Llevaba mucho rato
esperando. No sé cuánto tiempo había pasado. Menos mal no estaba sólo. Éramos
muchos, muchísimos niños. Aunque no sabía cuántos. A pesar que nos tocaba
quedarnos en el lugar donde nos acomodaron, y que de vez en cuando el cielo
amenazaba con su lluvia, estábamos ahí: juiciosos formando uno a uno líneas
rectas humanas, una detrás de otra. Habían niños de lado a lado, dejando libre
un camino justo donde pasaría el carro. Nos habían llevado de la Escuela. Estaban
muchas otras escuelas representadas en otros niños.
Meses antes caían y caían
durante muchas horas, miles, quizá millones, de gotitas de agua del cielo. Era la
noche de un día en que no sabía la fecha, ni el nombre del día. Tampoco sabía
cuántos días pasaron sin que saliera el sol. Jugaba encima de la cama que
estaba más alta de lo normal. Algunos ladrillos la elevaban para evitar que el
agua que se entraba a la casa alcanzara el colchón. Enredado entre las
almohadas y el toldillo veía en un diminuto televisor imágenes a blanco y negro
de gente saliendo de un lodazal gigantesco. Una niña con el agua al cuello la
entrevistaban. Un helicóptero y muchas personas vestidas de naranja cargaban a
las personas en camillas. Las personas lloraban, otras gritaban.

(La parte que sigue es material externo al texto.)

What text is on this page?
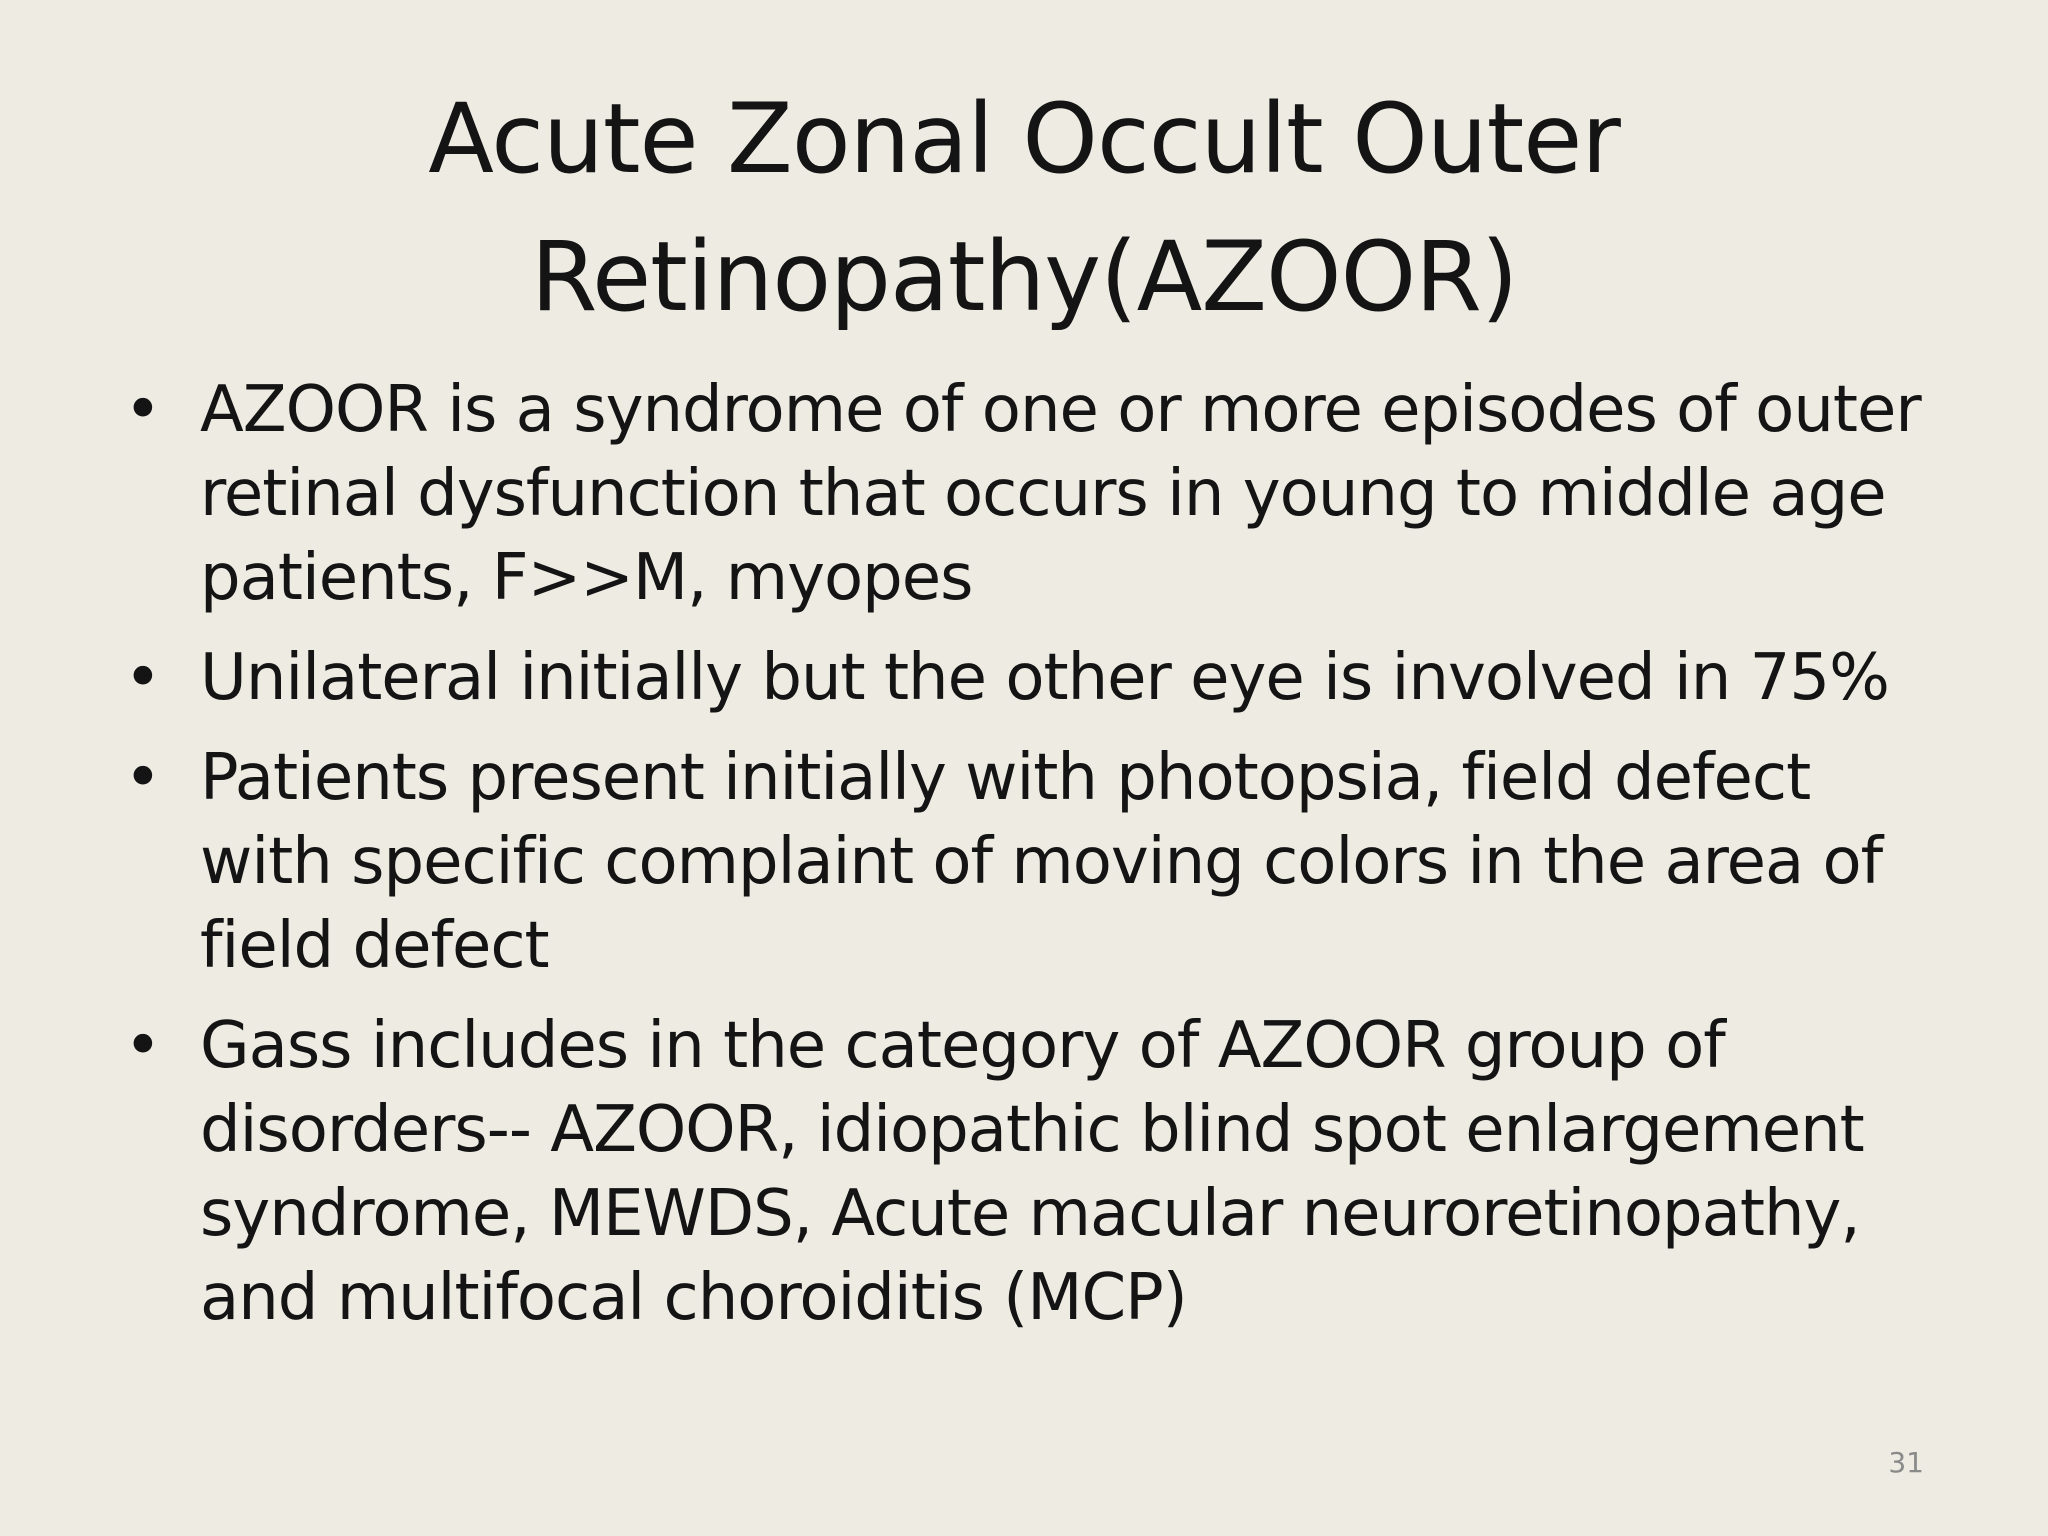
Acute Zonal Occult Outer
Retinopathy(AZOOR)
• AZOOR is a syndrome of one or more episodes of outer retinal dysfunction that occurs in young to middle age patients, F>>M, myopes
• Unilateral initially but the other eye is involved in 75%
• Patients present initially with photopsia, field defect with specific complaint of moving colors in the area of field defect
• Gass includes in the category of AZOOR group of disorders-- AZOOR, idiopathic blind spot enlargement syndrome, MEWDS, Acute macular neuroretinopathy, and multifocal choroiditis (MCP)
31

Parecía que
allá también llovía desde hacía quien sabe cuánto.
El esperar me ponía
inquieto. El profe nos regañaba de vez en cuando para que nos quedáramos en el
sitio donde nos había puesto. En la escuela estaba aprendiendo que significaba
la palabra poliglota y aprendía a ubicar en el mapa a Polonia. Era una escuela pública
donde estudiábamos los niños que vivíamos en un lugar marginal de Cali, recién
colonizado y donde sufríamos por la falta de agua y energía en la casa. Abundaban
los mosquitos, los olores de las aguas residuales y las inundaciones en
temporada de lluvias. Lo llamaban Distrito de Aguablanca. Fue desde la escuela la
Anunciación donde le habían pedido a mi mamá autorizar llevarme con algunos de
mis compañeros allá donde nos alineamos para esperar mucho tiempo.
En épocas de mucha
lluvia, caminar para ir y volver de la escuela era tan emocionante como ver entrar
el agua del río Cauca por debajo de la puerta de la casa. Charcos gigantes y decenas
de ranitas me acompañaban por esos días hasta llegar a ella y volver a casa. En
esos días nunca faltaba el programa de noticias en el televisor. Cuándo vi a la gente llena de barro, días antes pasaron imágenes de tanques de
guerra subiendo unas escaleras de un edificio grande. Soldados disparaban, y se tiraban de un
helicóptero. Se veía un edificio de columnas muy gruesas con llamas enormes. Los
soldados sacaban a la gente del lugar agachada, mientras se oían disparos. La gente también lloraba. No
entendía muy bien lo que pasaba, pero en dos semanas nunca se dejó de ver el
noticiero.
Después de mucho esperar
nos hicieron poner firmes y de pie. En mi mano tenía una banderita blanca hecha
de papelillo y un palito que servía como asta. Los otros niños también tenían. Estaba
en primera fila, me sentía afortunado. Cuando menos pensamos y después de pasar
algunas motos, vi cómo se acercaba un carro. No era común y corriente, era como
un camioncito con una cabina grande atrás cubierta de un vidrio transparente. Ahí
dentro estaba él, parado con un vestido blanco e impecable y con ese gorrito
redondo sobre su cabeza que dejaba ver unos pelitos plateados. Repartía bendiciones
a lado y lado. Pasó en frente de mí dando la espalda y justo cuando se ponía de
frente el carro se alejaba. Fueron poquitos los segundos viéndolo hasta que
desapareció. La espera había terminado. Bastó
ese jueves de 1986 para que un instante fugaz, me hiciera eterno a Karol Wojtyla. Nunca olvidaría ese
nombre, el del papa Juan Pablo II.
El
6 de noviembre de 1985 el grupo guerrillero M-19 se tomó el palacio de justicia.
El
13 de noviembre de 1985 ocurrió la tragedia de Armero.